Особое беспокойство вызывала ситуация в соседних Ингушетии и Чечне. Под нажимом Москвы был смещен бывший первый секретарь Чечено-Ингушского обкома партии, Председатель Верховного Совета Чечено-Ингушской АССР Завгаев, обвиненный в предательстве своего народа в дни августовского путча. Расчет на то, что сменивший его генерал-майор Дудаев, много лет прослуживший командиром дивизии тяжелой бомбардировочной авиации и начальником Тартуского гарнизона в Эстонии, будет лоялен Москве, не оправдался. Придя к власти, он провозгласил независимость Чеченской Республики Ичкерия, оттягав у братьев-вайнахов ингушей без всякого с ними согласования Шелковской, Наурский и Каргалинский районы. Эти районы с плодородными землями в 1957 году Хрущев отрезал от Ставропольского края и передал восстановленной Чечено-Ингушской АССР. Зажатая между воинственной, вооруженной до зубов Чечней и Северной Осетией, практически без промышленности, со слаборазвитым сельским хозяйством, с ничтожным финансированием из федерального центра, Ингушетия оказалась в отчаянном положении.
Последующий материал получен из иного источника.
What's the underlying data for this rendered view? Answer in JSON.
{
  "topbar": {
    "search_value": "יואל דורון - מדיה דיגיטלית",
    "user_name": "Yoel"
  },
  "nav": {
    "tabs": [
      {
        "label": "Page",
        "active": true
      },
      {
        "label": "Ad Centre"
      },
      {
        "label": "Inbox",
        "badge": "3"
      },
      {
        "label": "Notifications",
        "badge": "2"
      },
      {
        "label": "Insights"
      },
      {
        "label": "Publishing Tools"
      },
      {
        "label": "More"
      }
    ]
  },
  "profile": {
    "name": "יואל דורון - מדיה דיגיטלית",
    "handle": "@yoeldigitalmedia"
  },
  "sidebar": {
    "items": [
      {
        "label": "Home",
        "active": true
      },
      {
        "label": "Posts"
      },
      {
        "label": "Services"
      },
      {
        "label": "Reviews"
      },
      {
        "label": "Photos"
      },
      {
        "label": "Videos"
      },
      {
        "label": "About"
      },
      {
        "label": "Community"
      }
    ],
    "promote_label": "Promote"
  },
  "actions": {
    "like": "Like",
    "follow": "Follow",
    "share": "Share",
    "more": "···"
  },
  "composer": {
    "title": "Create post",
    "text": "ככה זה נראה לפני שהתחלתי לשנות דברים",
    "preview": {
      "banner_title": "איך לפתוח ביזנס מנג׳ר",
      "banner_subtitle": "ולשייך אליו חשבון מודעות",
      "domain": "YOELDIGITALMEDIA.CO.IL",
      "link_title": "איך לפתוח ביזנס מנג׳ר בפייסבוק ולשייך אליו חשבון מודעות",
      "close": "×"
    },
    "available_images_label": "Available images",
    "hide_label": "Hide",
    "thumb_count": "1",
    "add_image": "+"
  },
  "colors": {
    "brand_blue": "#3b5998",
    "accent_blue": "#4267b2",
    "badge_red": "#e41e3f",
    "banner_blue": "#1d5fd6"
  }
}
Всеобщая нищета и порожденная ею озлобленность – благодатная почва для самых экстремистских идей. Такой идеей стали давние притязания ингушей на Пригородный район Северной Осетии и Правобережье Владикавказа. А юридическим ее основанием – закон «О реабилитации репрессированных народов», принятый Верховным Советом РСФСР под председательством Ельцина в апреле 1991 года.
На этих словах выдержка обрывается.